Kerap saya jumpai, ada suku yang
tidak bisa mengenal situasi. Ketika berbelanja barang misalnya, mereka dengan
seenaknya menggunakan bahasa sendiri di antara mereka tanpa peduli apakah
pembeli paham atau tidak. Bahkan ada kesengajaan agar orang lain tidak paham
apa yang mereka bicarakan sehingga menggunakan bahasa yang tidak dimengerti
kecuali di antara mereka. Tentu saja ini adalah salah satu ciri hilangnya sikap
tenggang rasa sebagai satu bangsa satu bahasa yaitu bangsa Indonesia di bawah
bingkai NKRI.
Ada masa kita menggunakan bahasa kita
sendiri, di lain waktu kita wajib menggunakan bahasa persatuan. Itulah ciri
sebuah negara kesatuan, memiliki bahasa yang seragam, bahasa adalah alat
pengikat dan pemersatu paling ampuh, dan kita bersyukur punya bahasa Indonesia.
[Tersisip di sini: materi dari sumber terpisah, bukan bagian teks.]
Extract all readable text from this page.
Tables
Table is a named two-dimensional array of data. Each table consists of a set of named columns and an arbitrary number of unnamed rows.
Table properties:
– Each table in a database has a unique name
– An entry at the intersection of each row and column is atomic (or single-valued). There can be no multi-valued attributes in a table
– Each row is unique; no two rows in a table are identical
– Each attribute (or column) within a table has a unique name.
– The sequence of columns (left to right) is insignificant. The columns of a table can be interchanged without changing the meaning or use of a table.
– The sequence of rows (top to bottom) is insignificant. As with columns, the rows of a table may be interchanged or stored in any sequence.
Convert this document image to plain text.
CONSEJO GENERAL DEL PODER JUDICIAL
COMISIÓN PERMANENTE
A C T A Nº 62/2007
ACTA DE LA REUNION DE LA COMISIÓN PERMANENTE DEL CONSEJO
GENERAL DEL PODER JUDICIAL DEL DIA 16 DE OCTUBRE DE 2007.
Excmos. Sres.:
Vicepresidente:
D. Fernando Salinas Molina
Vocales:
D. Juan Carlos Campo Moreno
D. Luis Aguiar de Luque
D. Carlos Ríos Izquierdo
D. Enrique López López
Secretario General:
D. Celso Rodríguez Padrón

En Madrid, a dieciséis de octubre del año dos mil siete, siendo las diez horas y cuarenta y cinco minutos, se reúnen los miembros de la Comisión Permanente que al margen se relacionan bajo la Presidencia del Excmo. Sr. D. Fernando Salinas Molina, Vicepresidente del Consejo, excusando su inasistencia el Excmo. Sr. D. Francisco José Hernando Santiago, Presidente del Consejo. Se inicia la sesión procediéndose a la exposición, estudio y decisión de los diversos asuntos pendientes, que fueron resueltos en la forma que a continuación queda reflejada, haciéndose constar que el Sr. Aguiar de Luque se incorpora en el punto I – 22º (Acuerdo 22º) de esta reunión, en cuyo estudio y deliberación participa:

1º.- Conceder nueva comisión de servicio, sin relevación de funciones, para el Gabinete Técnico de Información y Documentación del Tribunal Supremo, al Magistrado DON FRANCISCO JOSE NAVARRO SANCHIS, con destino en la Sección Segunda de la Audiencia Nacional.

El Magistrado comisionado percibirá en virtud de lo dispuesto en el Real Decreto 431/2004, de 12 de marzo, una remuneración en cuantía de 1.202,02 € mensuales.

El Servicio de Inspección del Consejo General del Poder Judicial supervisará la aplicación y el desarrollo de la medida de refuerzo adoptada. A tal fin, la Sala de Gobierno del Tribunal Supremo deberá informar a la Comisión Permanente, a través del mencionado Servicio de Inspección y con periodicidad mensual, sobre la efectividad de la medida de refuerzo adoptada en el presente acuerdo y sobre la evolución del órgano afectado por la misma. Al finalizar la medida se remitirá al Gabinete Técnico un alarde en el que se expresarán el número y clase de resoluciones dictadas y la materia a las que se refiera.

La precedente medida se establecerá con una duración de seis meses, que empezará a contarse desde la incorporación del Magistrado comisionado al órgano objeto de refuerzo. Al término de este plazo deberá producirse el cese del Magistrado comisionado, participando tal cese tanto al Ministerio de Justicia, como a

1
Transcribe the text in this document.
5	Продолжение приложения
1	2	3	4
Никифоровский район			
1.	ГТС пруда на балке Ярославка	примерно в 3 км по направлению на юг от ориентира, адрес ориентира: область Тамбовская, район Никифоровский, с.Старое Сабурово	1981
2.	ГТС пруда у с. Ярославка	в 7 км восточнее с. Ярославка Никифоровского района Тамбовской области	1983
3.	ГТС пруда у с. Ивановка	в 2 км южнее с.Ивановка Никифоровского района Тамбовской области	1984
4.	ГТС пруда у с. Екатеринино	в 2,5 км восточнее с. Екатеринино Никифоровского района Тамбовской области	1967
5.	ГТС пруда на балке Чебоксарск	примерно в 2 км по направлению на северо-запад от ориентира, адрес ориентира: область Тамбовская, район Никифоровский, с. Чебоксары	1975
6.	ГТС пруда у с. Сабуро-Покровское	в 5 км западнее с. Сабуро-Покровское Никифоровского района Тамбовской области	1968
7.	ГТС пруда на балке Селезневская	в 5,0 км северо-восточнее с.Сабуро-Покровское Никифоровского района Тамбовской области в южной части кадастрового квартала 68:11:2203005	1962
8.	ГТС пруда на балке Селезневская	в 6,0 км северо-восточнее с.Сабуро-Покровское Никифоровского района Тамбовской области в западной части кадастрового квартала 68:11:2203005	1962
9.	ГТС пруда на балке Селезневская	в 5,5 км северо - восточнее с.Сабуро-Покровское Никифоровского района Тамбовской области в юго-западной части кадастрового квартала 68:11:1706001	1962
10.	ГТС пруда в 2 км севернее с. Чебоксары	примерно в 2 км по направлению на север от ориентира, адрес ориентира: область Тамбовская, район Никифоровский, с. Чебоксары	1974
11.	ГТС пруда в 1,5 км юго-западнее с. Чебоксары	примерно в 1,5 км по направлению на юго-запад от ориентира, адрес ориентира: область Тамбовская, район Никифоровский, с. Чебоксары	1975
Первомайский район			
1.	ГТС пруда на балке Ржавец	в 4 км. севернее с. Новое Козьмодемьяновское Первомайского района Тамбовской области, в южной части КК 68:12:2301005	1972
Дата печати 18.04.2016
Jika berhubungan dengan bahasa dan
bisik-bisik saja umat Islam diatur oleh agama, apalagi yang terkait dengan
puasa di bulan Suci Ramadan. Tentu harus saling menghormati dan menghargai baik
sesama umat beragama terlebih lagi sesama umat Islam, baik yang taat
menjalankan ibadah maupun Islam yang hanya di KTP.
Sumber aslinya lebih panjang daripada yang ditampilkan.